表参道画廊今年の秋の二人展は、油画・日本画・版画と三期にわたり開催致します。第一期は、芸大の油画を卒業し、制作活動も円熟期に入ったといえる船木美佳と清々しい作品を制作している好地匠のお二人の近作・新作をご紹介します。
船木美佳は、ロンドン大学時代に、展示空間に既存の壁面を摸したフェイク壁を制作したインスタレーション(1997)などを発表した。フェイクへの関心は、「ロンドンの、トウキョウの、ホッキョクの白いクマ」(2000)という映像、写真、立体を使ったインスタレーションへと向けられる。そこでは、神経症に患ったかのように一日中同じ箇所を行ったり来たりするホッキョクグマの不可思議な反復行動とその裏にある、祖国から拉致された北極クマの運命とフェイクの氷山だらけの現実を作品化した。2003年にはPS1にて、複数の動物園の6種類の動物たちの病的とも言える症状を四方に投影した映像インスタレーションを発表。同時にその観客たちもまた、知らず知らずに、展示空間の中を、反復しながら鑑賞することを意図した。鑑賞者を作品に引き込む作品から、ジグソーパズルを使った風景の再構築する作品などをへて、最近は昆虫や小動物をつかったコラージュを制作していたが、今回は、モノトーンの妖しい世界へ彷徨いこんだような平面作品を展示する。
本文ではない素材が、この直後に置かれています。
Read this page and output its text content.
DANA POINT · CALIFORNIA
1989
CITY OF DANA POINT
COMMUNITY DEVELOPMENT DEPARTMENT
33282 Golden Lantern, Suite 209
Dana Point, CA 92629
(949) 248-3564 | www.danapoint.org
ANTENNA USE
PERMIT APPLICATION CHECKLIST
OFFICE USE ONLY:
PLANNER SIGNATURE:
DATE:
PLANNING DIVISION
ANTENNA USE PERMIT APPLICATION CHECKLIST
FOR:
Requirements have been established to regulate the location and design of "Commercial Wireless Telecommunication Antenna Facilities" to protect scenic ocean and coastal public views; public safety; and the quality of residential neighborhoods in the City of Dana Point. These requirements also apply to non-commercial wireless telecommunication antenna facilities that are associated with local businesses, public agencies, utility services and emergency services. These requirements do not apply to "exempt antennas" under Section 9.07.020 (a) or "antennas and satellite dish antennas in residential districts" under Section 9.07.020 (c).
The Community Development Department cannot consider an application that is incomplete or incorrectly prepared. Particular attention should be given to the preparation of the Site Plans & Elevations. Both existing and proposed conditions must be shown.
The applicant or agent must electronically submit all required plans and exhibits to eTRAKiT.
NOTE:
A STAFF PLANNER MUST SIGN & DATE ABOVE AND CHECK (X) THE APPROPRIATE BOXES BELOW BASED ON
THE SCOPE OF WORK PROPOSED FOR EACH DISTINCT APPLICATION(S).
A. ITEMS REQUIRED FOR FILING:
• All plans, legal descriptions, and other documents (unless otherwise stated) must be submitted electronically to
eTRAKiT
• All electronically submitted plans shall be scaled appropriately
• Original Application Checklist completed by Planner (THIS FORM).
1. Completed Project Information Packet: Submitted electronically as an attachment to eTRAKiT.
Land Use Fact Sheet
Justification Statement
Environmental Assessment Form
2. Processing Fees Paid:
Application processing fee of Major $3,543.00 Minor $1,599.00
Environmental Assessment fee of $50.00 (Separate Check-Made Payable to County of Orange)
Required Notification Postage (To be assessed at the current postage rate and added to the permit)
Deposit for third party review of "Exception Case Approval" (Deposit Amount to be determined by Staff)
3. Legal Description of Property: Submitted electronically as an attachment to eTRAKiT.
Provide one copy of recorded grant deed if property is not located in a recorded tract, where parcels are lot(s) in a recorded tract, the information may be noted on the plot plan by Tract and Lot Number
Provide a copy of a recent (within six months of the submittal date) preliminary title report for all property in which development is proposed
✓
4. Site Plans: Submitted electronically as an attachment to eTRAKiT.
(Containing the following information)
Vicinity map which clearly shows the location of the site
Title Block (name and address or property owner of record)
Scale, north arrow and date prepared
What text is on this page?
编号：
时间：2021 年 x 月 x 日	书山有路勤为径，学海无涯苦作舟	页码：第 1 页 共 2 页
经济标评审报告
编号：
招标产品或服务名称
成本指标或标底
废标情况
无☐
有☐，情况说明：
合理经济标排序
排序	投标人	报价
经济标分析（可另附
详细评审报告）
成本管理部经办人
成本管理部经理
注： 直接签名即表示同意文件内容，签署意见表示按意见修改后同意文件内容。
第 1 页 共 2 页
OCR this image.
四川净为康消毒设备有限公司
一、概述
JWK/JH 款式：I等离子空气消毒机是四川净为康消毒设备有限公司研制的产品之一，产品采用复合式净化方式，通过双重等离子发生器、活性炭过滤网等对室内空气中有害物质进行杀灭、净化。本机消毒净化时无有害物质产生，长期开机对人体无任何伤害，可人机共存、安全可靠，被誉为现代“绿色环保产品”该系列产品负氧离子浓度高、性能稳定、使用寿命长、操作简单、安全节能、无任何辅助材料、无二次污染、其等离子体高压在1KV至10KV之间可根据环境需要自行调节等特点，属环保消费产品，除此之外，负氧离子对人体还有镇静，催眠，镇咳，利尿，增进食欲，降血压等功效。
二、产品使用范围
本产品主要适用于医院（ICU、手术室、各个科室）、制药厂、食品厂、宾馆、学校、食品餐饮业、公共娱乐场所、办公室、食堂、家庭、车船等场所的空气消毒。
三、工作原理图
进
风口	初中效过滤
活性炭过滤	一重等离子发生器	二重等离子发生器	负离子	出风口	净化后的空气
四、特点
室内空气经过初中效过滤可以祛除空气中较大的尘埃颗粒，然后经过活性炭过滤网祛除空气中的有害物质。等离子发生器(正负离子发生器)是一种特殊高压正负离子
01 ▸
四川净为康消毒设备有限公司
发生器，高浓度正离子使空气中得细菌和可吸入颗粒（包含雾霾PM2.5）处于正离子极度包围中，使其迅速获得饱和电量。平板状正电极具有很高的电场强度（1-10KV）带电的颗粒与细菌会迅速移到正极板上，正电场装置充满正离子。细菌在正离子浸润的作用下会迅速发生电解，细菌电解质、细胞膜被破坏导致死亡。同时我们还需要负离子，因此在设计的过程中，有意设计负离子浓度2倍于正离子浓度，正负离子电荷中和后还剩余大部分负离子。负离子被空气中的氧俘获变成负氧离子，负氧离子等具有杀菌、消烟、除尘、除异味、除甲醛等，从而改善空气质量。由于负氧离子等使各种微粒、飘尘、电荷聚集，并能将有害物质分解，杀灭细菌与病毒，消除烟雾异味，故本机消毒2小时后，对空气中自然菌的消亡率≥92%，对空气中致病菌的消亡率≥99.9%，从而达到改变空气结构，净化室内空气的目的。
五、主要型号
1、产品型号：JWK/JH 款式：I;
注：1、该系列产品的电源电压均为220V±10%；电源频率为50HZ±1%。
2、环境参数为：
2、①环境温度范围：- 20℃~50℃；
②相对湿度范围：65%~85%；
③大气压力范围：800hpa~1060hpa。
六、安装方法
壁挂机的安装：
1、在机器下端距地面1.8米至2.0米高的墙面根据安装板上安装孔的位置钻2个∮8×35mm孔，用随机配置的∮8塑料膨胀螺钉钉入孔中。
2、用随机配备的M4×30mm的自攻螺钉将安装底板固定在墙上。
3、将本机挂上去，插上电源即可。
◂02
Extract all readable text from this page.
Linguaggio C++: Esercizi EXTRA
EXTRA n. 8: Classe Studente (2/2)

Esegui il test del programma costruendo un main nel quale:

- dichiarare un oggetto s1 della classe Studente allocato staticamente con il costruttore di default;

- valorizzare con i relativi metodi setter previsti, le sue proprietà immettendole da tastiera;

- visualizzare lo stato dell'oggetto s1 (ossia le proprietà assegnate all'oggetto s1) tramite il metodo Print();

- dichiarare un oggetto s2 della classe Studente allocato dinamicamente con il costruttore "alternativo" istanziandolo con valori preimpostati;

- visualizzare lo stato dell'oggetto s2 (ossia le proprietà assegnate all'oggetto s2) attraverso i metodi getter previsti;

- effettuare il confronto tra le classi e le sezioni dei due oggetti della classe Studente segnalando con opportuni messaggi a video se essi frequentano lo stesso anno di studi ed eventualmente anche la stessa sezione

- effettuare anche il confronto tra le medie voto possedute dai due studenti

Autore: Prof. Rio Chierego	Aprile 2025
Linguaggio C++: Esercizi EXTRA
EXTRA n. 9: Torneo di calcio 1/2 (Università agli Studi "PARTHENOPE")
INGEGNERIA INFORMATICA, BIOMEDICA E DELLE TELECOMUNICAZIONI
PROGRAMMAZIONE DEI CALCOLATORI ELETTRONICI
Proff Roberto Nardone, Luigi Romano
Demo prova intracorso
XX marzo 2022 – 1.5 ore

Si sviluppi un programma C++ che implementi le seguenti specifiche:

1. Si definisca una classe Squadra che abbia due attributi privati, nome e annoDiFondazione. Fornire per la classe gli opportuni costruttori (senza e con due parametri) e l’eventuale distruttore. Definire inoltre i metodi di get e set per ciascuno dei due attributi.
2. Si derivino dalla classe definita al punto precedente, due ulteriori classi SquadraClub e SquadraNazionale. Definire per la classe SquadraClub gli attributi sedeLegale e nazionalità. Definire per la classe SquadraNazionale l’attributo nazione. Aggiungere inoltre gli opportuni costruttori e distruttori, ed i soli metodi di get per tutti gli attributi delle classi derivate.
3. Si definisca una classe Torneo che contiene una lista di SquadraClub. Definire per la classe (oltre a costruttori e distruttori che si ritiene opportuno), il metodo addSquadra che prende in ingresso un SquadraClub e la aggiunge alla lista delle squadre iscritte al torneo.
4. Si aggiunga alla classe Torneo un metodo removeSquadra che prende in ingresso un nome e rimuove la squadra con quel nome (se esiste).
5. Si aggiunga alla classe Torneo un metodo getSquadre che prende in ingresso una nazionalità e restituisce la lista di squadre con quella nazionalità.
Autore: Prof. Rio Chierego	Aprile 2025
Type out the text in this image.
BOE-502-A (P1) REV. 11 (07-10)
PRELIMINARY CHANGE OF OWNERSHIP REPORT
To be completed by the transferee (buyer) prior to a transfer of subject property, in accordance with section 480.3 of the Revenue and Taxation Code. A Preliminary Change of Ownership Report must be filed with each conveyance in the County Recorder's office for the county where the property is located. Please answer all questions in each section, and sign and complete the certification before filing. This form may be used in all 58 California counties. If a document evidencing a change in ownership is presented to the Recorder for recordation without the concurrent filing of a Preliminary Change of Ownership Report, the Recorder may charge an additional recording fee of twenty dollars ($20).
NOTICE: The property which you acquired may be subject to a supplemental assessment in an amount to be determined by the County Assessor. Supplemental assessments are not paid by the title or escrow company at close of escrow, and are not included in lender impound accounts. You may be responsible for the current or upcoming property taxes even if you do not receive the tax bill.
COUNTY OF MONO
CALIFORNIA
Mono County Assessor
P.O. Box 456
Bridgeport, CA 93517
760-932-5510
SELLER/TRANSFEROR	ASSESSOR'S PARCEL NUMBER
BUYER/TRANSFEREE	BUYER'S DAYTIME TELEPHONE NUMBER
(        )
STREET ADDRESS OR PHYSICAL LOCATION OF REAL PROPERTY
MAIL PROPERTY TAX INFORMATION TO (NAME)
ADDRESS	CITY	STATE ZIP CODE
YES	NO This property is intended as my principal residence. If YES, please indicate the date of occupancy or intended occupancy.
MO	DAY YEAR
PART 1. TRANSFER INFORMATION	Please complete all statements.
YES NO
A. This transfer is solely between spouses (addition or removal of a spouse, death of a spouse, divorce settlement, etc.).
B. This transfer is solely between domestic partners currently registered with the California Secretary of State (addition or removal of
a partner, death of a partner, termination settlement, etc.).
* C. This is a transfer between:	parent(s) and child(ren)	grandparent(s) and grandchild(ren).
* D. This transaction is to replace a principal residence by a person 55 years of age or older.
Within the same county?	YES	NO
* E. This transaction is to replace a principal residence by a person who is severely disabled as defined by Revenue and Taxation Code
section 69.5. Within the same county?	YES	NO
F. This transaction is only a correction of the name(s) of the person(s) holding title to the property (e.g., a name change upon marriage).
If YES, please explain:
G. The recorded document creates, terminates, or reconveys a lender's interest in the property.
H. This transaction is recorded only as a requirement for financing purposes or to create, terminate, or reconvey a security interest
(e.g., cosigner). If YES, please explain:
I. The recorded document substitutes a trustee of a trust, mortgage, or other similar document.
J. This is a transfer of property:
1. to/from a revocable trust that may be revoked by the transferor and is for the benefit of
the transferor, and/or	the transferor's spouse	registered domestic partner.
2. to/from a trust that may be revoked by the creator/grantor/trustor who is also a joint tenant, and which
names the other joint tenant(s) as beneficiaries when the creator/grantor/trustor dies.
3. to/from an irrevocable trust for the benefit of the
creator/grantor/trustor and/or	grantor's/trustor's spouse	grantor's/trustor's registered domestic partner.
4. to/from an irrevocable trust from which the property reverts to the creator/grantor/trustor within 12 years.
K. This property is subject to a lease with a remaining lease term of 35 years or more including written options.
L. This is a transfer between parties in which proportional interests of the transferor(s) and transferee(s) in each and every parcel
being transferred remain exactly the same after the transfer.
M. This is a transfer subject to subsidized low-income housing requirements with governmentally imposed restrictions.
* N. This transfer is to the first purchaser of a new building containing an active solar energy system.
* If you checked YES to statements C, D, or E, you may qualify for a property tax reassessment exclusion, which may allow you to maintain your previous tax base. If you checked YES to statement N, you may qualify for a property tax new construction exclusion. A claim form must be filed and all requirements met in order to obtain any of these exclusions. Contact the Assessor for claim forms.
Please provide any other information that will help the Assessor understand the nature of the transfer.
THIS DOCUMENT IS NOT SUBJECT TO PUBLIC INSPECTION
一方、好地匠は、船木が芸大助手を務めていた時に在学中で、大学院時代から一貫して、「螺旋状のもの」と「反転」をテーマに制作を続けている。リンゴの皮むきから始まり、ジェットコースターなど、空間のねじれを表現していく。近作では、大手製紙会社からロール紙の提供を受け、さまざまな景色を一筆書きのように切り抜いていく大作を制作している。裏面の鮮やかな赤とのコントラストが美的な感覚を研ぎ澄ますように見え隠れする。作品全体のイメージと色彩のイメージが不思議なハーモニーを奏でる、楽しくきれいな作品となっている。